Cada vez con mayor frecuencia se escucha la afirmación de que Estados Unidos es un país fallido. En estos días estuvo en Puerto Rico el congresista de Alaska Don Young, quien para la década del 90 presidió el Comité de Recursos Naturales y que ahora, sin influencia política alguna, totalmente desprestigiado luego de haber sido multado el pasado año en $60,000 por el comité de Ética de la Cámara de Representantes, preside el Subcomité de Asuntos Insulares. Vino a buscar dinero y a ofrecer una “audiencia” para oír puntos de vista sobre el estatus y sobre asuntos económicos. José Manuel Saldaña, expresidente de la Universidad de Puerto Rico, que lo recibió y lo agasajó, se ha colocado a la altura moral de Don Young.
El párrafo anterior parece no dar continuidad al tema anterior. El problema es que las presentes relaciones entre Puerto Rico y Estados Unidos nos hacen vulnerables tanto a la guerra racial que propone Dylann Storm Roof como a las falsificaciones de llamados líderes como Don Young. Si nefastas convocatorias como la que ha realizado Roof encontraran eco en algunos sectores de la ultraderecha en Estados Unidos el combate no sería contra afroamericanos solamente. Puerto Rico tiene una significativa presencia en aquel país. La ultraderecha no se detendrá a considerar el fomento de la discriminación racial como el único interés pues desde ya está demostrando una hostilidad contra todos los inmigrantes al sur del Río Grande. Cuando se produzca una atmósfera de hostilidad contra los que no son considerados como estadounidenses, los puertorriqueños pagarán su precio. A la hora de darle espacios al prejuicio y la prepotencia no habrá diferencia entre puertorriqueños y afroamericanos.
Estados Unidos no tiene, ni se vislumbra que tenga, un liderato político que obre en función de la existencia de un mundo diverso que rechaza la hegemonía política y el liderato moral que Estados Unidos quiere ejercer en el mundo. Todo complica la situación de ese país; tiene graves problemas internos junto a una conducta irresponsable con relación al conjunto internacional.
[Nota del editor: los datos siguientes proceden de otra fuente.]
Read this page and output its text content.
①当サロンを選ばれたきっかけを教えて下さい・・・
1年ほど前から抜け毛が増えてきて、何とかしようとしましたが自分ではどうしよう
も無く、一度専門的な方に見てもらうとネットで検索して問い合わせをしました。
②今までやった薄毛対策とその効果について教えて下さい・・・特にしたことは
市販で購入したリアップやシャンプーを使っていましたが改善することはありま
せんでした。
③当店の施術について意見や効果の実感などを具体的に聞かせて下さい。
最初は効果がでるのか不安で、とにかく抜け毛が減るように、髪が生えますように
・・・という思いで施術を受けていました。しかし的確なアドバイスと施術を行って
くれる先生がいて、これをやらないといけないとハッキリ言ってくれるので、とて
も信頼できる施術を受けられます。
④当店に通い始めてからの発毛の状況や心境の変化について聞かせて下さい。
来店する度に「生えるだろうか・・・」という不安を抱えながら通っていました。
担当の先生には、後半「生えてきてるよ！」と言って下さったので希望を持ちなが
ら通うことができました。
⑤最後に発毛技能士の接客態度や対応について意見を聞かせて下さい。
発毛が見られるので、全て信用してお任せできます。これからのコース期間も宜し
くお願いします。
Parece natural que una sociedad tan violenta y desigual como la estadounidense genere actos de violencia como los producidos por Root o de tanta corrupción como los producidos por Don Young. A éste le dan una palmada en la espalda y lo dejan en el mismo lugar donde ejerce su oficio. A Roof, que vive en Carolina del Sur, un estado que practica la pena de muerte, con toda probabilidad lo ejecutarán. Los que rechazamos esa práctica no podemos hacer otra cosa que rechazarla ahora. Roof tuvo unos atisbos de humanidad cuando consideró no disparar considerando la afabilidad con la que fue recibido en la iglesia Emanuel. Pero él fue a cumplir una misión y consideraba su deber cumplirla. Ese ser humano, víctima de sus circunstancias de violencia instaladas en su existencia no debe ser sacrificado para cumplir la normativa de una comunidad enferma que lo llevó a ser un asesino de sangre fría.